Sir Charlie Griffith KA SCM

Personal information
- Full name: Charles Christopher Griffith
- Born: 14 December 1938 (age 87) Saint Lucy, Barbados
- Batting: Right-handed
- Bowling: Right-arm fast

International information
- National side: West Indies;
- Test debut: 25 March 1960 v England
- Last Test: 13 March 1969 v New Zealand

Career statistics
| Competition | Test | First-class |
| Matches | 28 | 96 |
| Runs scored | 530 | 1,502 |
| Batting average | 16.56 | 17.26 |
| 100s/50s | 0/1 | 0/4 |
| Top score | 54 | 98 |
| Balls bowled | 5,631 | 15,509 |
| Wickets | 94 | 332 |
| Bowling average | 28.54 | 21.60 |
| 5 wickets in innings | 5 | 17 |
| 10 wickets in match | 0 | 1 |
| Best bowling | 6/36 | 8/23 |
| Catches/stumpings | 16/– | 39/– |
- Source: CricInfo, 26 June 2019

= Charlie Griffith =

West Indian cricketer (born 1938)

Sir Charles Christopher Griffith (born 14 December 1938) is a Barbadian former cricketer who played 28 Tests for the West Indies from 1960 to 1969. He formed a formidable fast bowling partnership with Wes Hall during the 1960s, but experienced a number of controversies during his career, notably being called for throwing twice, and fracturing the skull of Indian cricket captain Nari Contractor with a bouncer.

Griffith started playing club cricket in Barbados at a young age, as a right-arm spinner. During one game he decided to bowl right arm fast and finished with figures of 7 for 1. He remained a fast bowler and soon after was chosen to represent Barbados. His first-class debut was made against the Marylebone Cricket Club who were touring the Caribbean in 1959–60 and in the space of two overs he dismissed England internationals Colin Cowdrey, Mike Smith and Peter May.

In the match between Barbados and the touring Indians in 1961–62, captain Nari Contractor was hit on the back of the head by a Griffith bouncer, fracturing his skull, and leading to the premature end of his career. Later in the match Griffith was no-balled by umpire Cortez Jordan for throwing, the first of two times that he was called during his career. The other occasion was a tour match against Lancashire in 1966, when Griffith was called by Arthur Fagg.
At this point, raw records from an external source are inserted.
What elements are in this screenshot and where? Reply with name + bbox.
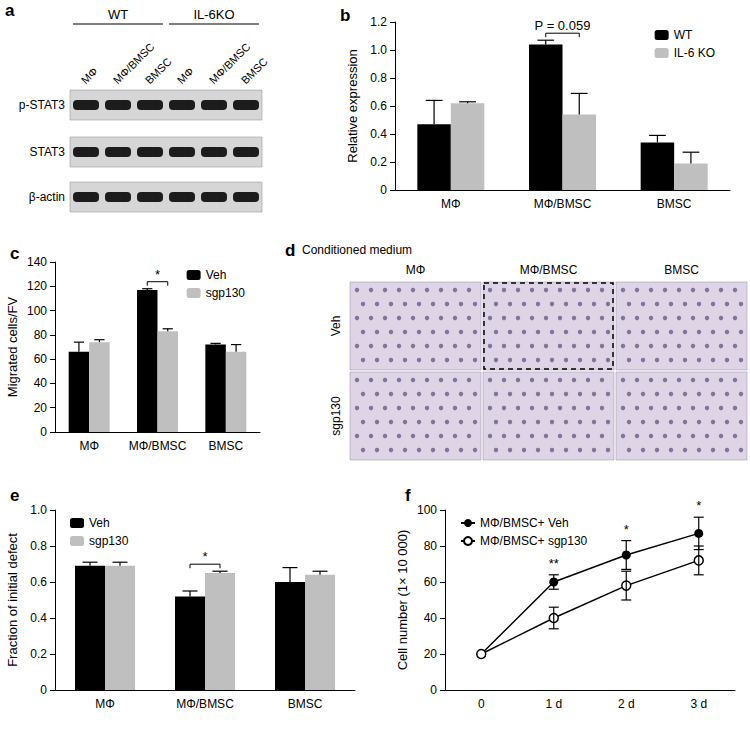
svg-text:MΦ: MΦ (79, 65, 100, 86)
svg-text:MΦ: MΦ (406, 263, 426, 277)
svg-text:*: * (202, 549, 207, 564)
svg-text:2 d: 2 d (618, 697, 635, 711)
svg-text:100: 100 (417, 503, 437, 517)
svg-text:80: 80 (34, 328, 48, 342)
svg-text:BMSC: BMSC (239, 55, 270, 86)
svg-text:0: 0 (40, 425, 47, 439)
svg-text:120: 120 (27, 279, 47, 293)
svg-text:0.6: 0.6 (30, 575, 47, 589)
svg-text:sgp130: sgp130 (206, 286, 246, 300)
svg-text:0: 0 (430, 683, 437, 697)
svg-text:Relative expression: Relative expression (345, 49, 360, 162)
svg-text:1.2: 1.2 (370, 15, 387, 29)
svg-text:0.8: 0.8 (30, 539, 47, 553)
svg-text:Conditioned medium: Conditioned medium (302, 243, 412, 257)
svg-text:3 d: 3 d (690, 697, 707, 711)
svg-text:STAT3: STAT3 (29, 145, 65, 159)
svg-text:IL-6KO: IL-6KO (193, 7, 234, 22)
svg-text:20: 20 (34, 401, 48, 415)
svg-text:0: 0 (478, 697, 485, 711)
svg-text:MΦ/BMSC: MΦ/BMSC (110, 40, 157, 87)
svg-text:0.2: 0.2 (30, 647, 47, 661)
svg-text:MΦ/BMSC: MΦ/BMSC (129, 439, 187, 453)
svg-text:b: b (340, 6, 350, 25)
svg-text:100: 100 (27, 304, 47, 318)
svg-text:0.6: 0.6 (370, 99, 387, 113)
svg-text:IL-6 KO: IL-6 KO (674, 46, 715, 60)
svg-text:80: 80 (424, 539, 438, 553)
svg-text:40: 40 (424, 611, 438, 625)
svg-text:1.0: 1.0 (30, 503, 47, 517)
svg-text:a: a (5, 1, 15, 20)
svg-text:p-STAT3: p-STAT3 (19, 98, 66, 112)
svg-text:0: 0 (380, 183, 387, 197)
svg-text:MΦ/BMSC: MΦ/BMSC (534, 197, 592, 211)
svg-text:BMSC: BMSC (208, 439, 243, 453)
svg-text:Cell number (1× 10 000): Cell number (1× 10 000) (395, 530, 410, 671)
svg-text:β-actin: β-actin (29, 190, 65, 204)
svg-text:MΦ/BMSC+ sgp130: MΦ/BMSC+ sgp130 (480, 534, 588, 548)
svg-text:20: 20 (424, 647, 438, 661)
svg-text:MΦ: MΦ (79, 439, 99, 453)
svg-text:MΦ/BMSC: MΦ/BMSC (206, 40, 253, 87)
svg-text:WT: WT (674, 28, 693, 42)
svg-text:*: * (624, 522, 629, 537)
svg-text:1 d: 1 d (545, 697, 562, 711)
svg-text:60: 60 (424, 575, 438, 589)
svg-text:*: * (155, 267, 160, 282)
svg-text:Migrated cells/FV: Migrated cells/FV (5, 296, 20, 397)
svg-text:Veh: Veh (206, 268, 227, 282)
svg-text:MΦ/BMSC: MΦ/BMSC (176, 697, 234, 711)
svg-text:MΦ/BMSC+ Veh: MΦ/BMSC+ Veh (480, 516, 569, 530)
svg-text:sgp130: sgp130 (329, 396, 343, 436)
svg-text:60: 60 (34, 352, 48, 366)
svg-text:WT: WT (108, 7, 128, 22)
svg-text:Veh: Veh (329, 316, 343, 337)
svg-text:Fraction of initial defect: Fraction of initial defect (5, 533, 20, 667)
svg-text:MΦ: MΦ (95, 697, 115, 711)
svg-text:0.4: 0.4 (370, 127, 387, 141)
svg-text:BMSC: BMSC (664, 263, 699, 277)
svg-text:MΦ/BMSC: MΦ/BMSC (520, 263, 578, 277)
svg-text:0.8: 0.8 (370, 71, 387, 85)
svg-text:1.0: 1.0 (370, 43, 387, 57)
svg-text:**: ** (549, 556, 559, 571)
svg-text:BMSC: BMSC (288, 697, 323, 711)
svg-text:e: e (10, 486, 19, 505)
svg-text:P = 0.059: P = 0.059 (535, 18, 591, 33)
svg-text:BMSC: BMSC (143, 55, 174, 86)
svg-text:MΦ: MΦ (441, 197, 461, 211)
svg-text:40: 40 (34, 376, 48, 390)
svg-text:d: d (285, 241, 295, 260)
svg-text:*: * (696, 498, 701, 513)
svg-text:140: 140 (27, 255, 47, 269)
svg-text:sgp130: sgp130 (89, 534, 129, 548)
svg-text:Veh: Veh (89, 516, 110, 530)
svg-text:0.4: 0.4 (30, 611, 47, 625)
svg-text:f: f (405, 486, 411, 505)
svg-text:c: c (10, 244, 19, 263)
svg-text:MΦ: MΦ (175, 65, 196, 86)
svg-text:BMSC: BMSC (657, 197, 692, 211)
svg-text:0.2: 0.2 (370, 155, 387, 169)
svg-text:0: 0 (40, 683, 47, 697)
Griffith had a successful tour of England in 1963, finishing the summer with 119 wickets at 12.3, 32 of them coming in the Test series. In the first innings of the Headingley Test he took 6 for 36 and finished the match with 9 wickets. He was a Wisden Cricketer of the Year in 1964.

Griffith was made a Knight of St Andrew by the Barbadian government in 2017, having previously been given the Silver Crown of Merit in 1992.